Si arrivò così, fra pressioni internazionali e spinte interne, a un vero e proprio processo pubblico alla Junta, iniziato nell’aprile 1985. Il processo, durato fino alla fine di quello stesso anno, non chiuse i conti pendenti all’interno della società argentina e a distanza di molti anni si ritrovano nelle carceri del grande Paese sudamericano ancora centinaia di prigionieri militari con l’accusa infamante di aver perpetrato in quel periodo omicidi e torture. Dato che la massiccia violazione dei diritti umani ha avuto numerosi appoggi e dato che la democrazia aveva comunque bisogno di incorporare questi gruppi, a cominciare dalle Forze Armate, in Argentina hanno dovuto compiere uno sforzo enorme per bilanciare quella necessaria integrazione con la memoria, la memoria vivente di chi è stato testimone oculare di quei fatti e che non può o non riesce a perdonare.
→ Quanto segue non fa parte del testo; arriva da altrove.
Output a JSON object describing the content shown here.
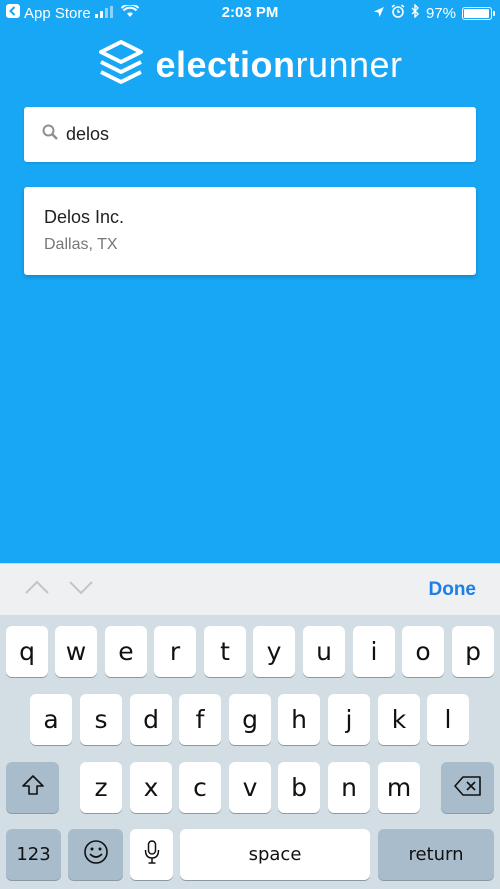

D’altronde, al di là della presenza in vita di chi ha vissuto sulla propria pelle quei drammatici eventi, gli storici hanno e avranno sempre questo fondamentale compito: quello di analizzare i fatti per comprenderli e trasmetterli alle generazioni future. Perché esattamente come è successo con l’Olocausto ebraico, prima o poi i testimoni saranno tutti defunti e sarà allora importante aver tramandato in modo corretto ciò che è successo all’epoca. Affinché non accada mai più.